Dr. Evans: I see cavitation on treatment as a marker of response.
Dr. Goss: We should differentiate between cavitation at baseline and cavitation on treatment. The BR29 trial excluded patients with baseline cavitation. But cavitation on treatment is often an indication of response, and about 25-30% of patients developed cavitation on treatment in BR24.
Dr. Lynch: Would anyone stop bevacizumab because of cavitation on treatment?
Dr. Hanna: We don't know whether continuing or stopping makes a difference in the risk. I am generally more conservative, and I would stop.

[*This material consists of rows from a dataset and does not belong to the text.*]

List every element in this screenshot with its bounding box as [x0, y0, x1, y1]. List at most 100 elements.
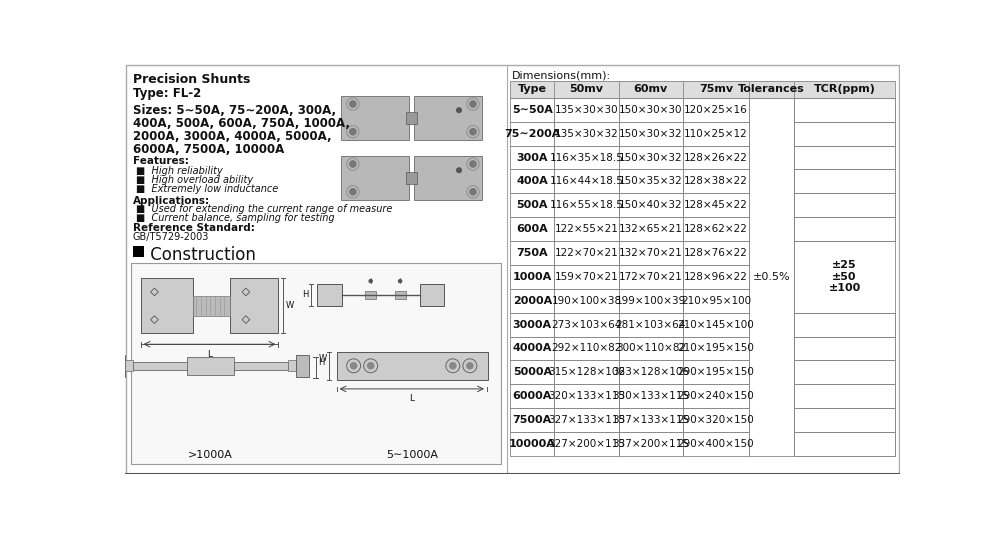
Text: 128×62×22: 128×62×22: [684, 224, 748, 234]
Bar: [510, 193, 554, 217]
Bar: [794, 122, 895, 146]
Text: 7500A: 7500A: [513, 415, 552, 425]
Bar: [554, 336, 619, 360]
Bar: [683, 81, 749, 98]
Bar: [683, 408, 749, 432]
Bar: [794, 98, 895, 122]
Bar: [683, 81, 749, 98]
Text: 290×240×150: 290×240×150: [678, 391, 754, 401]
Bar: [794, 432, 895, 456]
Bar: [794, 384, 895, 408]
Text: 116×55×18.5: 116×55×18.5: [550, 200, 623, 210]
Bar: [794, 408, 895, 432]
Bar: [619, 265, 683, 289]
Bar: [794, 146, 895, 169]
Text: 6000A: 6000A: [513, 391, 552, 401]
Bar: [619, 408, 683, 432]
Bar: [554, 146, 619, 169]
Circle shape: [470, 161, 476, 167]
Text: Precision Shunts: Precision Shunts: [133, 73, 250, 86]
Bar: [510, 98, 554, 122]
Text: 50mv: 50mv: [570, 84, 604, 94]
Text: 132×65×21: 132×65×21: [619, 224, 683, 234]
Text: 159×70×21: 159×70×21: [555, 272, 618, 282]
Bar: [554, 289, 619, 313]
Bar: [406, 172, 417, 184]
Text: 128×45×22: 128×45×22: [684, 200, 748, 210]
Text: Type: FL-2: Type: FL-2: [133, 87, 201, 100]
Text: 281×103×64: 281×103×64: [616, 320, 686, 329]
Circle shape: [368, 363, 374, 369]
Text: 210×95×100: 210×95×100: [681, 296, 751, 306]
Bar: [554, 81, 619, 98]
Bar: [619, 98, 683, 122]
Bar: [187, 357, 234, 375]
Text: ■  High overload ability: ■ High overload ability: [136, 175, 253, 185]
Bar: [683, 265, 749, 289]
Bar: [111, 355, 125, 377]
Text: 273×103×64: 273×103×64: [551, 320, 622, 329]
Bar: [794, 360, 895, 384]
Bar: [133, 362, 288, 370]
Text: 315×128×106: 315×128×106: [548, 367, 625, 377]
Bar: [619, 169, 683, 193]
Bar: [794, 193, 895, 217]
Text: 128×96×22: 128×96×22: [684, 272, 748, 282]
Bar: [230, 278, 278, 334]
Text: 327×133×115: 327×133×115: [548, 415, 625, 425]
Bar: [317, 284, 342, 306]
Bar: [554, 313, 619, 336]
Text: 300×110×82: 300×110×82: [616, 343, 686, 353]
Bar: [193, 296, 230, 316]
Text: >1000A: >1000A: [188, 450, 233, 461]
Text: 337×133×115: 337×133×115: [612, 415, 689, 425]
Text: 120×25×16: 120×25×16: [684, 105, 748, 115]
Bar: [554, 169, 619, 193]
Bar: [510, 146, 554, 169]
Bar: [510, 169, 554, 193]
Bar: [619, 193, 683, 217]
Bar: [749, 98, 794, 456]
Bar: [406, 112, 417, 124]
Text: 500A: 500A: [517, 200, 548, 210]
Text: 400A, 500A, 600A, 750A, 1000A,: 400A, 500A, 600A, 750A, 1000A,: [133, 117, 350, 130]
Bar: [683, 432, 749, 456]
Bar: [683, 336, 749, 360]
Bar: [365, 291, 376, 299]
Bar: [288, 360, 296, 371]
Bar: [341, 95, 409, 140]
Bar: [619, 122, 683, 146]
Circle shape: [350, 189, 356, 195]
Text: 172×70×21: 172×70×21: [619, 272, 683, 282]
Circle shape: [350, 128, 356, 135]
Bar: [554, 122, 619, 146]
Bar: [554, 432, 619, 456]
Circle shape: [457, 108, 461, 112]
Bar: [749, 81, 794, 98]
Text: 323×128×106: 323×128×106: [612, 367, 689, 377]
Text: 327×200×115: 327×200×115: [548, 439, 625, 449]
Text: 330×133×115: 330×133×115: [612, 391, 689, 401]
Bar: [683, 169, 749, 193]
Text: 75mv: 75mv: [699, 84, 733, 94]
Bar: [683, 193, 749, 217]
Circle shape: [470, 101, 476, 107]
Bar: [510, 384, 554, 408]
Circle shape: [350, 101, 356, 107]
Text: Sizes: 5∼50A, 75∼200A, 300A,: Sizes: 5∼50A, 75∼200A, 300A,: [133, 104, 336, 117]
Bar: [683, 360, 749, 384]
Bar: [619, 432, 683, 456]
Text: 600A: 600A: [516, 224, 548, 234]
Bar: [794, 432, 895, 456]
Text: 150×35×32: 150×35×32: [619, 176, 683, 187]
Bar: [337, 352, 488, 379]
Bar: [554, 265, 619, 289]
Bar: [619, 360, 683, 384]
Bar: [510, 81, 554, 98]
Bar: [794, 81, 895, 98]
Text: 199×100×39: 199×100×39: [616, 296, 686, 306]
Bar: [619, 146, 683, 169]
Bar: [510, 360, 554, 384]
Bar: [683, 289, 749, 313]
Bar: [619, 313, 683, 336]
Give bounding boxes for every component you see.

Dr. Lynch: So there is some controversy. Dr. Karp, what is the MD Anderson response to this?
Dr. Karp: We monitor patients every 2 months with scans. If there is cavitation but patients are doing OK and not coughing up blood, we push ahead and monitor carefully.
Dr. Lynch: What do you think about combining bevacizumab plus radiation? At the 2009 ASCO meeting, Mark Socinski presented some data suggesting you can combine bevacizumab and radiation, and patients appeared to do OK.
Dr. Hanna: The Socinski data might be an outlier. Other trials have tried to combine bevacizumab with radiation, and most were closed early after only a few patients were entered. This whole issue of radiation plus bevacizumab makes me very nervous. If a patient has had radiation to the chest, even if it's been a few months, I don't treat those patients with bevacizumab.
Dr. Lynch: Dr. Evans, do you use the development of hypertension on therapy as an indicator of potential benefit with bevacizumab?
Dr. Evans: No, I don't know of anyone who uses hypertension as an indicator of benefit.
Dr. Goss: It's a weak marker. Hypertension is certainly not something you make treatment decisions on.